Présidentielle française: La droite a choisi Fillon

L’ancien Premier ministre a été élu dimanche dernier par un large score lors du second tour de la primaire face au maire de Bordeaux, Alain Juppé.

 

Les militants de la droite ont tranché et choisi François Fillon comme leur candidat à la présidentielle de 2017. L’ancien Premier ministre de Nicolas Sarkozy et député de Paris a remporté le second tour de la primaire par une large victoire : 66,5% des suffrages contre 33,5% pour le maire de Bordeaux, Alain Juppé. Bien avant la fin de l’opération de comptage, le vainqueur et le vaincu se sont serré la main au siège de la Haute autorité. En se félicitant de cette victoire, François Fillon a tenu à rendre hommage à ses concurrents et aux militants de la droite qui, selon lui, «ont trouvé dans [sa] démarche les valeurs françaises auxquelles ils sont attachés.» Il a, par la suite, tendu  la main à «tous ceux qui veulent servir» la France. Avant de lancer quelques pics à ses adversaires. «La gauche c'est l'échec, l'extrême droite c'est la faillite, je parle de vaincre ces partis politiques, pas de vaincre ces Français déçus, ces électeurs qui ne sont pas aujourd'hui des nôtres mais qu'il me revient aussi d'entraîner vers l'avenir», a lancé François Fillon.
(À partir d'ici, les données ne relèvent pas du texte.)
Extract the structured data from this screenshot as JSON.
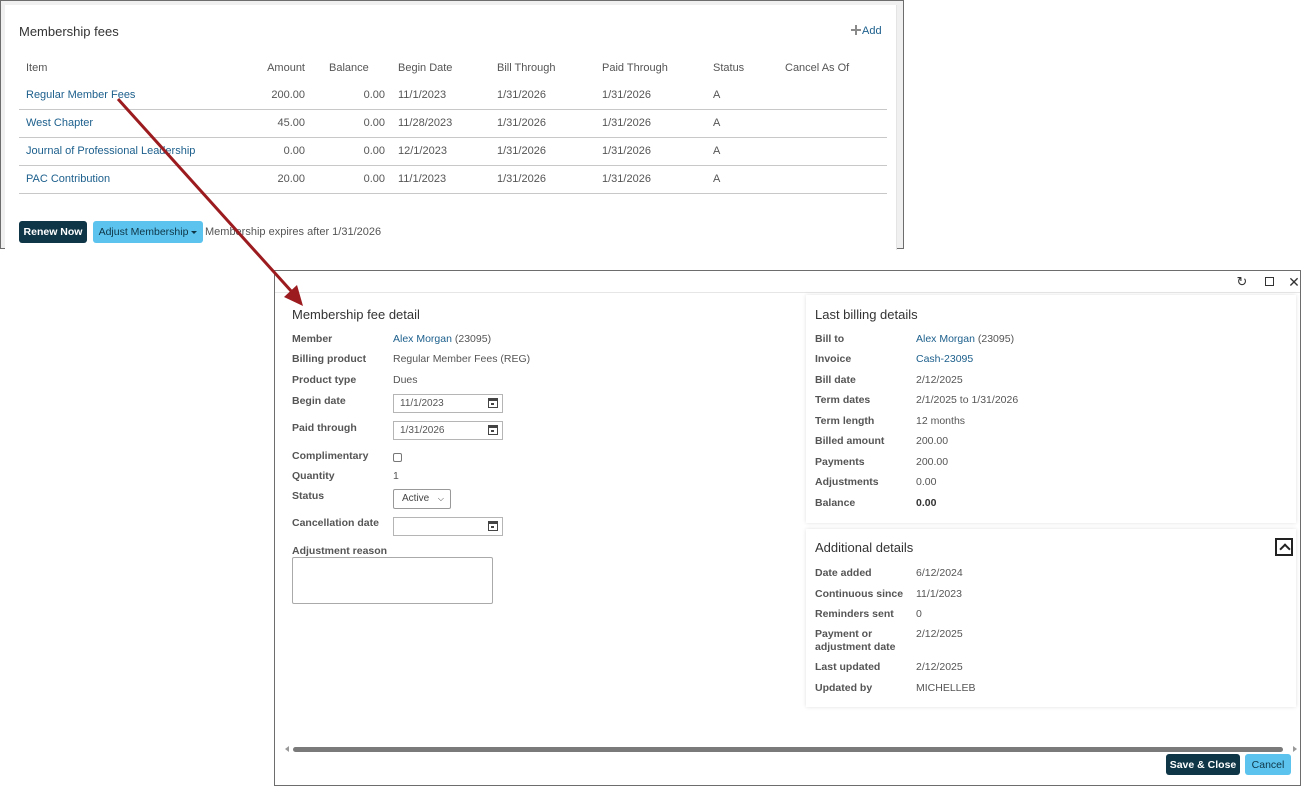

Pour sa part, Alain Juppé a promis d’apporter tout son soutien au candidat de droite lors du scrutin de 2017. «Comme je m'y étais engagé, j'apporte dès ce soir mon soutien à François Fillon. Je lui souhaite bonne chance pour sa prochaine campagne présidentielle et la victoire en mai prochain», a-t-il déclaré.  Nicolas Sarkozy a souhaité au vainqueur «bonne chance pour le combat politique qui l'attend».  François Bayrou, président du Mouvement démocratique (MODEM),  et soutien d'Alain Juppé, n’a pas manqué de formuler plutôt quelques réserves sur le projet de François Fillon. «Ce programme pose, en réalité, de nombreuses questions aux citoyens et à notre société, qui vont apparaître dans les semaines qui viennent. Ces questions devront trouver réponse», a-t-il indiqué. Jean-Christophe Cambadélis, premier secrétaire du Parti socialiste, parle d’«une ultra droite qui liquide le dernier chiraco-gaulliste.» Juliette Méadel, secrétaire d'Etat chargée de l'Aide aux victimes, a dénoncé  «une ligne idéologique inquiétante » et «une droite dure et thatchérienne». Marine Le Pen, présidente du Front national et candidate à la présidentielle de 2017, critique un «pire programme de casse sociale qui n'ait jamais existé ».